The strategy, then, is to take a phenomenon, a relatively simple linguistic behavior, and attempt to show how a simple statistical learning device, given plausible input, could acquire it. This normally leads to failure, and the simple device gets augmented in ways that make it more powerful. But power comes not from building in the solution to the problem by providing the knowledge that is needed to solve it. Power comes from special-purpose learning mechanisms and from modularity, from components of the system which learn to specialize as they are exposed to input. My recent projects have looked at three separate areas of linguistic behavior from this perspective.

  1. How do words and sentences mean what they mean? One fruitful approach to this question is to treat it from the perspective of the young child. For the child, language takes on significance as it is grounded in experience, in perception, action, and affective states. Two questions of interest in this project are:
    1. Language makes us relational; it gives us symbols (words) that refer directly to relations, for example, verbs such as put and prepositions such as behind. What are the implications of being relational for the architecture of cognition, and how does the learning of relational concepts and words in children help us understand the architecture? A major collaborator on this topic has been former IU Cognitive Science PhD student Eliana Colunga, now at the University of Colorado.

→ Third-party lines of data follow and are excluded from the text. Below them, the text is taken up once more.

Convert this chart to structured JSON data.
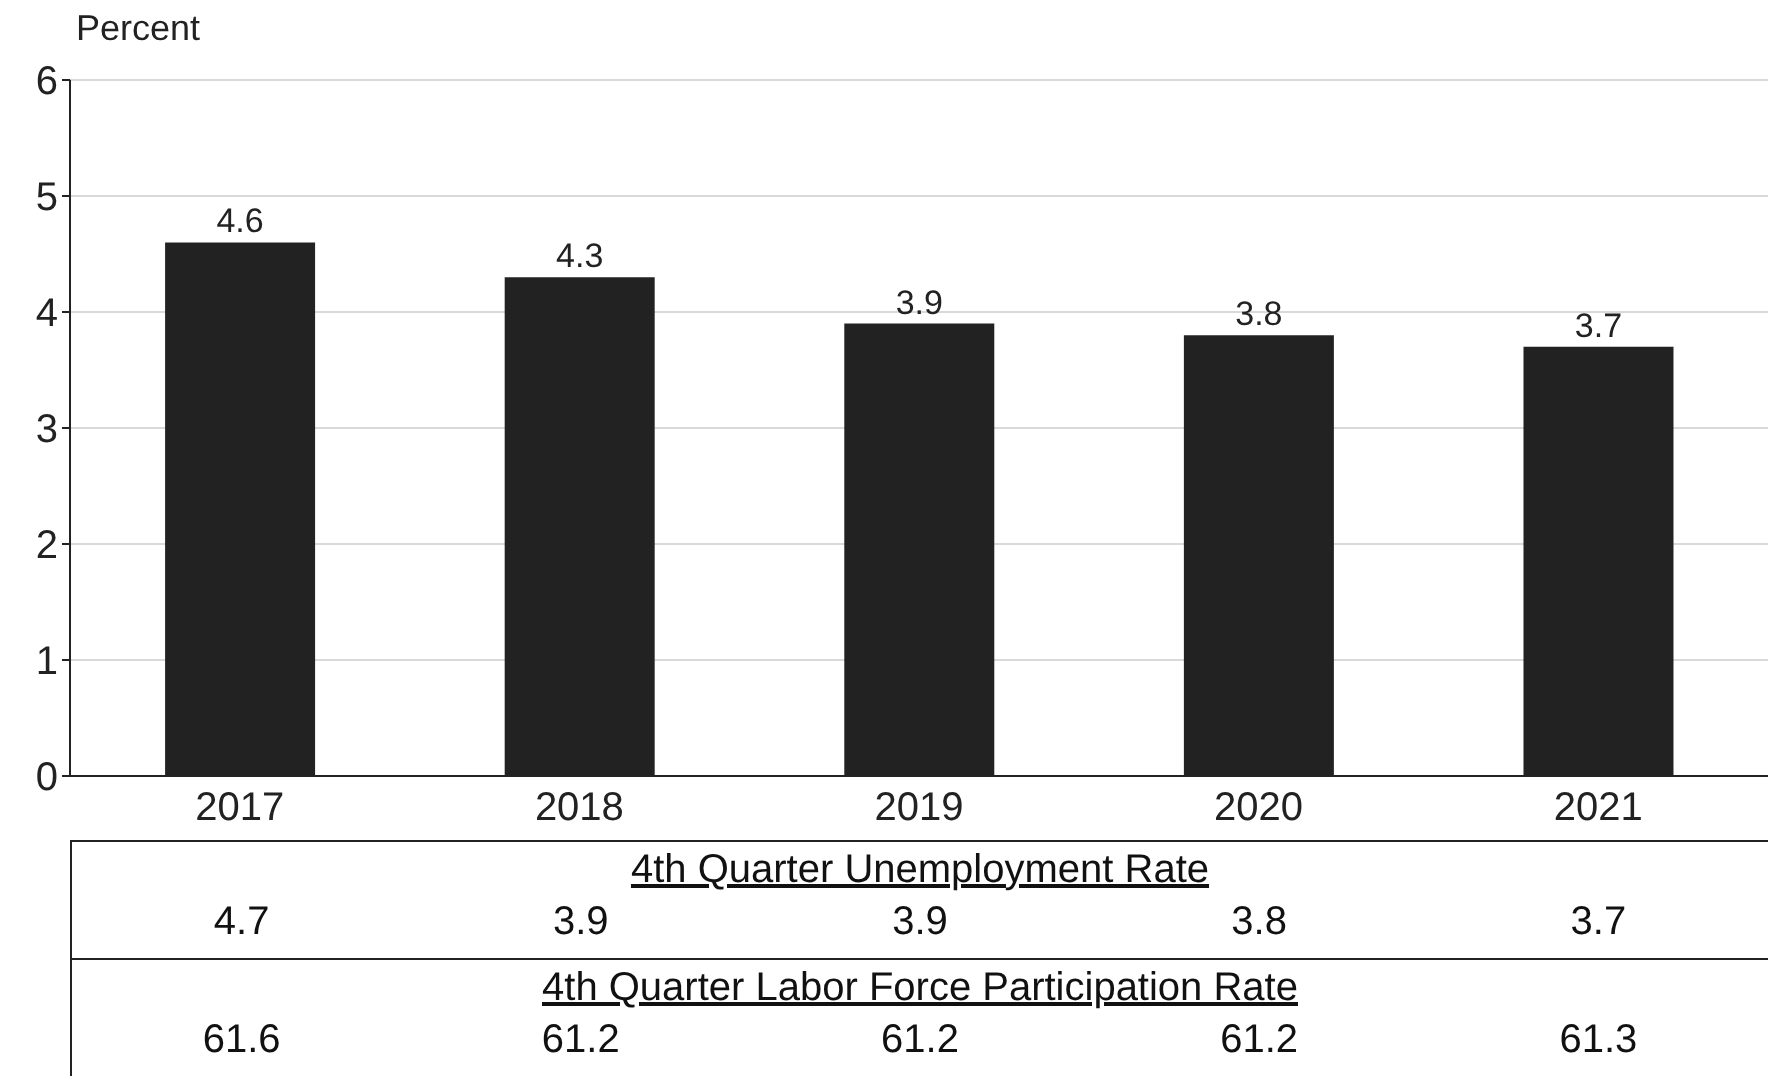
{
  "chart_data": {
    "type": "bar",
    "ylabel": "Percent",
    "categories": [
      "2017",
      "2018",
      "2019",
      "2020",
      "2021"
    ],
    "values": [
      4.6,
      4.3,
      3.9,
      3.8,
      3.7
    ],
    "color": "#222222",
    "ylim": [
      0,
      6
    ],
    "yticks": [
      0,
      1,
      2,
      3,
      4,
      5,
      6
    ],
    "grid": "y",
    "data_labels": true,
    "legend": false,
    "annotations": [
      "4th Quarter Unemployment Rate",
      "4.7",
      "3.9",
      "3.9",
      "3.8",
      "3.7",
      "4th Quarter Labor Force Participation Rate",
      "61.6",
      "61.2",
      "61.2",
      "61.2",
      "61.3"
    ]
  }
}
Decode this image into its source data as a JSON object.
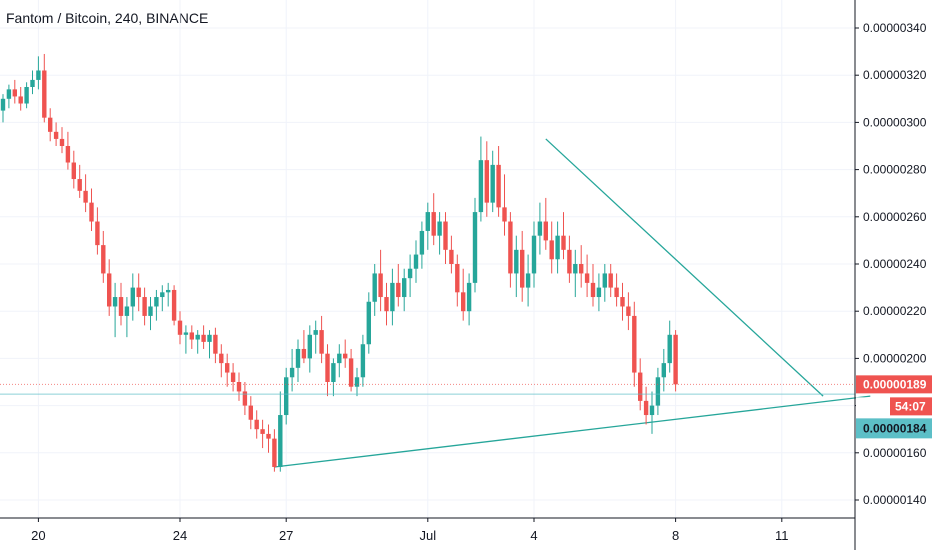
{
  "header": {
    "title": "Fantom / Bitcoin, 240, BINANCE"
  },
  "colors": {
    "up": "#26a69a",
    "down": "#ef5350",
    "trend": "#26a69a",
    "grid": "#f0f3fa",
    "axis": "#131722",
    "current_tag": "#ef5350",
    "level_tag": "#5cbfc7",
    "countdown_bg": "#ffffff"
  },
  "current_price": {
    "label": "0.00000189",
    "value": 1.89e-06
  },
  "countdown": {
    "label": "54:07"
  },
  "level_price": {
    "label": "0.00000184",
    "value": 1.84e-06
  },
  "chart_data": {
    "type": "candlestick",
    "title": "Fantom / Bitcoin, 240, BINANCE",
    "y_ticks": [
      {
        "label": "0.00000340",
        "value": 340
      },
      {
        "label": "0.00000320",
        "value": 320
      },
      {
        "label": "0.00000300",
        "value": 300
      },
      {
        "label": "0.00000280",
        "value": 280
      },
      {
        "label": "0.00000260",
        "value": 260
      },
      {
        "label": "0.00000240",
        "value": 240
      },
      {
        "label": "0.00000220",
        "value": 220
      },
      {
        "label": "0.00000200",
        "value": 200
      },
      {
        "label": "0.00000180",
        "value": 180
      },
      {
        "label": "0.00000160",
        "value": 160
      },
      {
        "label": "0.00000140",
        "value": 140
      }
    ],
    "y_unit_note": "",
    "x_ticks": [
      {
        "label": "20",
        "index": 6
      },
      {
        "label": "24",
        "index": 30
      },
      {
        "label": "27",
        "index": 48
      },
      {
        "label": "Jul",
        "index": 72
      },
      {
        "label": "4",
        "index": 90
      },
      {
        "label": "8",
        "index": 114
      },
      {
        "label": "11",
        "index": 132
      }
    ],
    "candles": [
      [
        305,
        312,
        300,
        310
      ],
      [
        310,
        316,
        306,
        314
      ],
      [
        314,
        318,
        308,
        311
      ],
      [
        311,
        315,
        305,
        308
      ],
      [
        308,
        317,
        306,
        315
      ],
      [
        315,
        322,
        312,
        318
      ],
      [
        318,
        328,
        314,
        322
      ],
      [
        322,
        329,
        300,
        302
      ],
      [
        302,
        306,
        292,
        296
      ],
      [
        296,
        300,
        290,
        293
      ],
      [
        293,
        298,
        287,
        290
      ],
      [
        290,
        296,
        280,
        283
      ],
      [
        283,
        288,
        272,
        276
      ],
      [
        276,
        282,
        268,
        271
      ],
      [
        271,
        278,
        262,
        266
      ],
      [
        266,
        272,
        254,
        258
      ],
      [
        258,
        264,
        244,
        248
      ],
      [
        248,
        254,
        232,
        236
      ],
      [
        236,
        242,
        218,
        222
      ],
      [
        222,
        232,
        209,
        226
      ],
      [
        226,
        232,
        214,
        218
      ],
      [
        218,
        226,
        209,
        222
      ],
      [
        222,
        236,
        216,
        230
      ],
      [
        230,
        236,
        220,
        226
      ],
      [
        226,
        230,
        214,
        218
      ],
      [
        218,
        226,
        212,
        222
      ],
      [
        222,
        229,
        216,
        226
      ],
      [
        226,
        231,
        220,
        228
      ],
      [
        228,
        232,
        222,
        229
      ],
      [
        229,
        231,
        214,
        216
      ],
      [
        216,
        220,
        206,
        210
      ],
      [
        210,
        214,
        202,
        211
      ],
      [
        211,
        214,
        204,
        208
      ],
      [
        208,
        212,
        202,
        210
      ],
      [
        210,
        214,
        204,
        207
      ],
      [
        207,
        212,
        200,
        210
      ],
      [
        210,
        213,
        198,
        202
      ],
      [
        202,
        206,
        192,
        198
      ],
      [
        198,
        202,
        188,
        194
      ],
      [
        194,
        198,
        186,
        190
      ],
      [
        190,
        194,
        182,
        186
      ],
      [
        186,
        190,
        176,
        180
      ],
      [
        180,
        184,
        170,
        174
      ],
      [
        174,
        178,
        166,
        170
      ],
      [
        170,
        174,
        162,
        168
      ],
      [
        168,
        172,
        160,
        166
      ],
      [
        166,
        170,
        152,
        154
      ],
      [
        154,
        186,
        152,
        176
      ],
      [
        176,
        196,
        172,
        192
      ],
      [
        192,
        204,
        186,
        196
      ],
      [
        196,
        208,
        190,
        204
      ],
      [
        204,
        212,
        198,
        200
      ],
      [
        200,
        214,
        194,
        210
      ],
      [
        210,
        216,
        202,
        212
      ],
      [
        212,
        218,
        198,
        202
      ],
      [
        202,
        206,
        184,
        190
      ],
      [
        190,
        200,
        184,
        198
      ],
      [
        198,
        206,
        192,
        202
      ],
      [
        202,
        208,
        196,
        200
      ],
      [
        200,
        204,
        186,
        188
      ],
      [
        188,
        196,
        184,
        192
      ],
      [
        192,
        210,
        188,
        206
      ],
      [
        206,
        228,
        202,
        224
      ],
      [
        224,
        240,
        218,
        236
      ],
      [
        236,
        246,
        220,
        226
      ],
      [
        226,
        232,
        214,
        220
      ],
      [
        220,
        238,
        214,
        232
      ],
      [
        232,
        240,
        222,
        226
      ],
      [
        226,
        238,
        220,
        234
      ],
      [
        234,
        244,
        226,
        238
      ],
      [
        238,
        250,
        232,
        244
      ],
      [
        244,
        258,
        238,
        254
      ],
      [
        254,
        266,
        246,
        262
      ],
      [
        262,
        270,
        248,
        252
      ],
      [
        252,
        262,
        244,
        258
      ],
      [
        258,
        262,
        240,
        246
      ],
      [
        246,
        252,
        236,
        240
      ],
      [
        240,
        244,
        222,
        228
      ],
      [
        228,
        238,
        216,
        220
      ],
      [
        220,
        236,
        214,
        232
      ],
      [
        232,
        268,
        228,
        262
      ],
      [
        262,
        294,
        258,
        284
      ],
      [
        284,
        292,
        260,
        266
      ],
      [
        266,
        288,
        262,
        282
      ],
      [
        282,
        290,
        260,
        264
      ],
      [
        264,
        278,
        252,
        258
      ],
      [
        258,
        262,
        230,
        236
      ],
      [
        236,
        252,
        226,
        246
      ],
      [
        246,
        254,
        224,
        230
      ],
      [
        230,
        244,
        222,
        236
      ],
      [
        236,
        258,
        230,
        252
      ],
      [
        252,
        266,
        244,
        258
      ],
      [
        258,
        268,
        246,
        250
      ],
      [
        250,
        258,
        236,
        242
      ],
      [
        242,
        258,
        236,
        252
      ],
      [
        252,
        262,
        242,
        246
      ],
      [
        246,
        252,
        232,
        236
      ],
      [
        236,
        246,
        226,
        240
      ],
      [
        240,
        248,
        230,
        236
      ],
      [
        236,
        244,
        226,
        232
      ],
      [
        232,
        240,
        222,
        226
      ],
      [
        226,
        236,
        220,
        230
      ],
      [
        230,
        240,
        224,
        236
      ],
      [
        236,
        240,
        226,
        230
      ],
      [
        230,
        236,
        222,
        226
      ],
      [
        226,
        232,
        216,
        222
      ],
      [
        222,
        228,
        212,
        218
      ],
      [
        218,
        224,
        188,
        194
      ],
      [
        194,
        200,
        178,
        182
      ],
      [
        182,
        188,
        172,
        176
      ],
      [
        176,
        186,
        168,
        180
      ],
      [
        180,
        196,
        176,
        192
      ],
      [
        192,
        204,
        186,
        198
      ],
      [
        198,
        216,
        194,
        210
      ],
      [
        210,
        212,
        186,
        189
      ]
    ],
    "trendlines": [
      {
        "from": [
          92,
          293
        ],
        "to": [
          139,
          184
        ]
      },
      {
        "from": [
          46,
          154
        ],
        "to": [
          147,
          184
        ]
      }
    ],
    "grid": true
  }
}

    2. How do word forms and word meanings relate to one another? Why is that the relation is mostly arbitrary (for example, there is nothing about the pronunciation of the word dog that suggests the concept of DOG), and why is it that the relation is not arbitrary in isolated regions of language (for example, for verbs such as splash and flutter and for the signs of signed languages)?
    3. How do simple perceptual inputs, along with particular linguistic tasks, lead to the orders of acquisition for different forms that are observed in children? For example, what is it that seems to make nouns easier to learn than adjectives?
  2. How do children learn the internal structure of words, how words are composed out of constituent morphemes (morphology) and how the primitive sounds of a language combine with one another (phonology)? My earlier work focused on the kind of computational device that could achieve this learning. The outcome of this project was a neural-network architecture which could be trained to recognize and produce words which are representative of the kinds of morphological combination that occur in the world's languages. One contribution was the discovery that separate modules responsible for learning roots (the basic forms of words) and for learning inflections (the prefixes, suffixes, etc. that get attached to roots) improved performance for all types of morphological combination. An early collaborator on this project was IU Cognitive Science student Chan-do Lee, now at Taejon University, South Korea.
  3. How are music and language organized in terms of nested periodic beats, and how do people process this structure? Another earlier project was concerned with developing computational models which can track the rhythm of simple musical and linguistic patterns and learn to beat along. Collaborators on this project included former Cognitive Science PhD student Douglas Eck, now at the University of Montreal, and IU Linguistics Professor Robert F. Port.